Profiler Framework

Simple, easy to use and fast C++ header class framework for profiling and benchmark.

Introduction

This framework provides an efficient and simple benchmarking primitive for user programs. Particularly, this can be used to profile the control plane portion of Polycube. Although there are several powerful tools (particularly in Linux) that target benchmarking and profiling, they are often difficult to learn for an occasional user, which may need to perform some simple and fast benchmarking.

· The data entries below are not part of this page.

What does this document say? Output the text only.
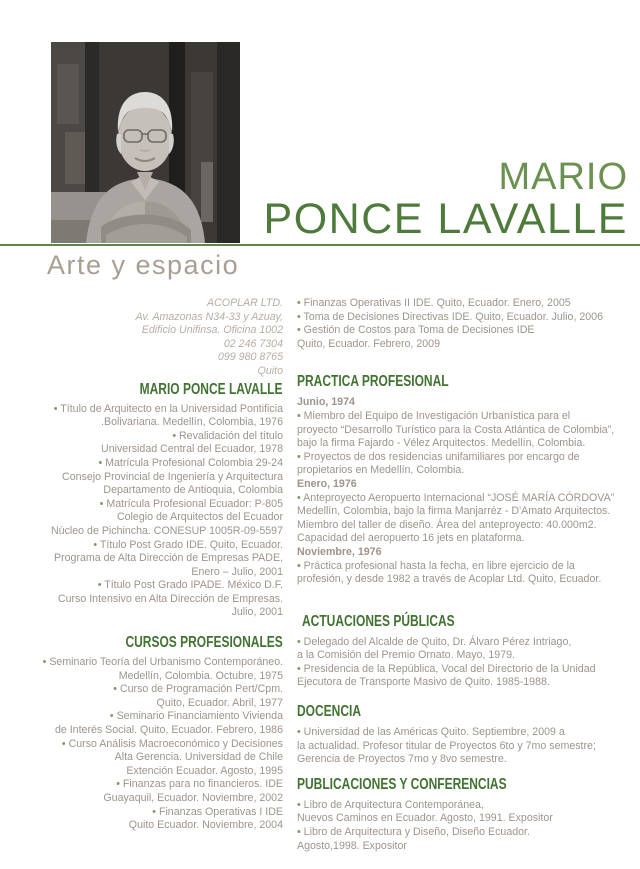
MARIO
PONCE LAVALLE
Arte y espacio
ACOPLAR LTD.
Av. Amazonas N34-33 y Azuay,
Edificio Unifinsa. Oficina 1002
02 246 7304
099 980 8765
Quito
MARIO PONCE LAVALLE
• Título de Arquitecto en la Universidad Pontificia
.Bolivariana. Medellín, Colombia, 1976
• Revalidación del título
Universidad Central del Ecuador, 1978
• Matrícula Profesional Colombia 29-24
Consejo Provincial de Ingeniería y Arquitectura
Departamento de Antioquia, Colombia
• Matrícula Profesional Ecuador: P-805
Colegio de Arquitectos del Ecuador
Núcleo de Pichincha. CONESUP 1005R-09-5597
• Título Post Grado IDE. Quito, Ecuador.
Programa de Alta Dirección de Empresas PADE,
Enero – Julio, 2001
• Título Post Grado IPADE. México D.F.
Curso Intensivo en Alta Dirección de Empresas.
Julio, 2001
CURSOS PROFESIONALES
• Seminario Teoría del Urbanismo Contemporáneo.
Medellín, Colombia. Octubre, 1975
• Curso de Programación Pert/Cpm.
Quito, Ecuador. Abril, 1977
• Seminario Financiamiento Vivienda
de Interés Social. Quito, Ecuador. Febrero, 1986
• Curso Análisis Macroeconómico y Decisiones
Alta Gerencia. Universidad de Chile
Extención Ecuador. Agosto, 1995
• Finanzas para no financieros. IDE
Guayaquil, Ecuador. Noviembre, 2002
• Finanzas Operativas I IDE
Quito Ecuador. Noviembre, 2004
• Finanzas Operativas II IDE. Quito, Ecuador. Enero, 2005
• Toma de Decisiones Directivas IDE. Quito, Ecuador. Julio, 2006
• Gestión de Costos para Toma de Decisiones IDE
Quito, Ecuador. Febrero, 2009
PRACTICA PROFESIONAL
Junio, 1974
• Miembro del Equipo de Investigación Urbanística para el
proyecto “Desarrollo Turístico para la Costa Atlántica de Colombia”,
bajo la firma Fajardo - Vélez Arquitectos. Medellín, Colombia.
• Proyectos de dos residencias unifamiliares por encargo de
propietarios en Medellín, Colombia.
Enero, 1976
• Anteproyecto Aeropuerto Internacional “JOSÉ MARÍA CÓRDOVA”
Medellín, Colombia, bajo la firma Manjarréz - D'Amato Arquitectos.
Miembro del taller de diseño. Área del anteproyecto: 40.000m2.
Capacidad del aeropuerto 16 jets en plataforma.
Noviembre, 1976
• Práctica profesional hasta la fecha, en libre ejercicio de la
profesión, y desde 1982 a través de Acoplar Ltd. Quito, Ecuador.
ACTUACIONES PÚBLICAS
• Delegado del Alcalde de Quito, Dr. Álvaro Pérez Intriago,
a la Comisión del Premio Ornato. Mayo, 1979.
• Presidencia de la República, Vocal del Directorio de la Unidad
Ejecutora de Transporte Masivo de Quito. 1985-1988.
DOCENCIA
• Universidad de las Américas Quito. Septiembre, 2009 a
la actualidad. Profesor titular de Proyectos 6to y 7mo semestre;
Gerencia de Proyectos 7mo y 8vo semestre.
PUBLICACIONES Y CONFERENCIAS
• Libro de Arquitectura Contemporánea,
Nuevos Caminos en Ecuador. Agosto, 1991. Expositor
• Libro de Arquitectura y Diseño, Diseño Ecuador.
Agosto,1998. Expositor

A worth-mentioning tool is perf. Perf is a Linux profiling tool with performance counters which helps users to understand at low-level how not only the program, but also the hardware behaves. As the wiki reports, this tool not only is quite complex to learn, but it also produces deep information that users may not use or that they have to aggregate them to achieve a readable result. Moreover, perf refers to different types of event (ex. I/O disk) users may not be interested in.

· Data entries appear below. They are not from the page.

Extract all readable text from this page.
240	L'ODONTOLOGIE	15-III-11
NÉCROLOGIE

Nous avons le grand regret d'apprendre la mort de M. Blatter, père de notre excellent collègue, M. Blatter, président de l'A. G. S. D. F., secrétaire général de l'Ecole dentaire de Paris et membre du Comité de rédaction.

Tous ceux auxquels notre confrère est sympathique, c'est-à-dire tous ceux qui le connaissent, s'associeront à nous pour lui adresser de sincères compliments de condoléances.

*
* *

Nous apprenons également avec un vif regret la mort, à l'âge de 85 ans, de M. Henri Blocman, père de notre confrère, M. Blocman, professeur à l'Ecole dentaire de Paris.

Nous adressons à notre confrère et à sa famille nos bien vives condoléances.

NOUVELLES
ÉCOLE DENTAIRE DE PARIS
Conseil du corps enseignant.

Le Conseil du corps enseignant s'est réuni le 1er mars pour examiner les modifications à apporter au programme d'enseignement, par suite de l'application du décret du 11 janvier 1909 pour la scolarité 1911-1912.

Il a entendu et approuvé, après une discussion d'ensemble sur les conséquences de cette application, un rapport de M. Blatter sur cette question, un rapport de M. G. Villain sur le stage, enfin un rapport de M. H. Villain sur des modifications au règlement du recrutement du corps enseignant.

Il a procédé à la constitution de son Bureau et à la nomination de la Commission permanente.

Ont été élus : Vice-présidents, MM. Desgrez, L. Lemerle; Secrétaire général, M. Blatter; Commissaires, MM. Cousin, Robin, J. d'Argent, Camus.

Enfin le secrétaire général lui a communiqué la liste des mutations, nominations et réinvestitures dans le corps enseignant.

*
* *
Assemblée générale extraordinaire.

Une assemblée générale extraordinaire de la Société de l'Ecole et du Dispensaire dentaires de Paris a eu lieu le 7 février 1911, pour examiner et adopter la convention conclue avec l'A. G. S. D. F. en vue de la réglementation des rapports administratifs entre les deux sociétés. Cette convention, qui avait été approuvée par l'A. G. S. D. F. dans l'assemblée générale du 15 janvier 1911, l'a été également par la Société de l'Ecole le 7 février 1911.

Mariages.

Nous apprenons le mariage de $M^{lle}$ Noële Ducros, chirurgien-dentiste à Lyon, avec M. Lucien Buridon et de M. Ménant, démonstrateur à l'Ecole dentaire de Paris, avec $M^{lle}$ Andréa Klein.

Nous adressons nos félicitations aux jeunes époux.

This library provides a simple to use method not only to run a whole program benchmark, but also to measure single code-fragments performance.

How it works

The framework defines two different main components:

  • Check-point: CHECKPOINT(<name>)

  • Store-point: STOREPOINT(<name>)

A check-point is a point of the code where we simply want to take a measure (timestamp).

A store-point is a specialized check-point which not only acts like it, but it also manages the data storing into a file.

While the usage of a check-point leads to a negligible overhead (~60 nanoseconds), it is suggested to use wisely the store-points, since the I/O operation on file are more expensive.

Each measure is characterized by:

  • filename: the name of the file which contains the check-point;

  • line of code: the line of code where the check-point has been inserted;

  • name (optional): the name/description of the checkpoint given by the user;

  • timestamp: the measure in nanoseconds taken.

Accordingly, the format used to store check-points is: <filename>,<line_of_code>,<name>,<timestamp>.

The output file would be available at /var/log/polycube/profile_<date>_<time>).log where date and time refer to execution moment.

Usage

The framework is turned on by defining #define PROFILER in your code (wherever the user wants) but before including the profiling header (i.e., #include <polycube/profile.h>). Without this definition, the framework will be automatically turned off for all the execution.

Possible operations:

  • to insert Check-points, the user have just to insert the macro CHECKPOINT(<name>).

  • to insert Store-points, insert the macro STOREPOINT(<name>).

  • to remove them, comment the proper line or remove it.

An interesting feature is that in case the user deactivates the framework, it is not required to remove every checkpoints he had previously inserted in the code: the framework will handle it by replacing them with an empty line.

The output file created by the framework can be easily imported by every spreadsheet program (LibreOffice, Excel,…), but since it does not contain clear data, the user can use the script profiler_parser.py (Doc. inside the script) to achieve a more complete, elegant and importable as well result.

Example

In this simple program we want to measure the performance of our function to compute the square of a number. We insert two check-points between the functions call and a final store-point at the end.

#define PROFILER
#include <polycube/profiler.h>

int main(int argc, char **argv) {
  CHECKPOINT("Beginning")                 //line 7
  computeSquare(1);
  CHECKPOINT("After first computation")   //line 9
  computeSquare(2);
  STOREPOINT("After second computation")  //line 11
  return 0;
}

After the execution, we obtain the following profile_20190902_181847.log file:

main.cpp,7,Beginning,1567333232104876595
main.cpp,9,After first computation,1567333232104876666
main.cpp,11,After second computation,1567333232104876737

Since the stored timestamps refer to the start of the epoch, to beautify the data and print some statistics we use our script profiler_parser.py:

 $ python profiler_parser.py profile_20190902_181847.log

========================================================================
||FROM                   |TO                      |TIME(ns)           ||
========================================================================
||Beginning              |After first computation |71                 ||
||After first computation|After second computation|71                 ||
========================================================================
Max execution time: 71 ns
Min execution time: 71 ns
Avg execution time: 71.0 ns

In case some checkpoint has not been given the name, the displayed information will follow the format <file>,<line> in order to identify the checkpoint as well. The script has another feature available in case we would like to export data in .csv format: it can detect similar checkpoints inside a loop by comparing all the available information and it assigns them an additional identifier to clarify the differences among them.

Performance analysis

For this analysis, tests have been run on a Dell Xps 9570. Please consider that results are different depending on your processors and the available CPU.

The test has been run on a simple file where we inserted 100 consecutively check-points and a final store-point. The check-points are inserted inside a loop and there is not any other function call except for the check-points themselves. The aim of this program is to measure the time taken by each CHECKPOINT() to perform and save the single measurement. The final store-points has not been taken into account in the performance analysis result, since the processor’s BPU (branch predictor unit) would probably fail the prediction of the last loop cycle (which has to exit the loop), leading to some small delay.

Max execution time: 69 ns
Min execution time: 46 ns
Avg execution time: 49.515151515151516 ns

These results are really significant and they prove that the overhead added by the framework is small and does not interfere with the performance of calling program.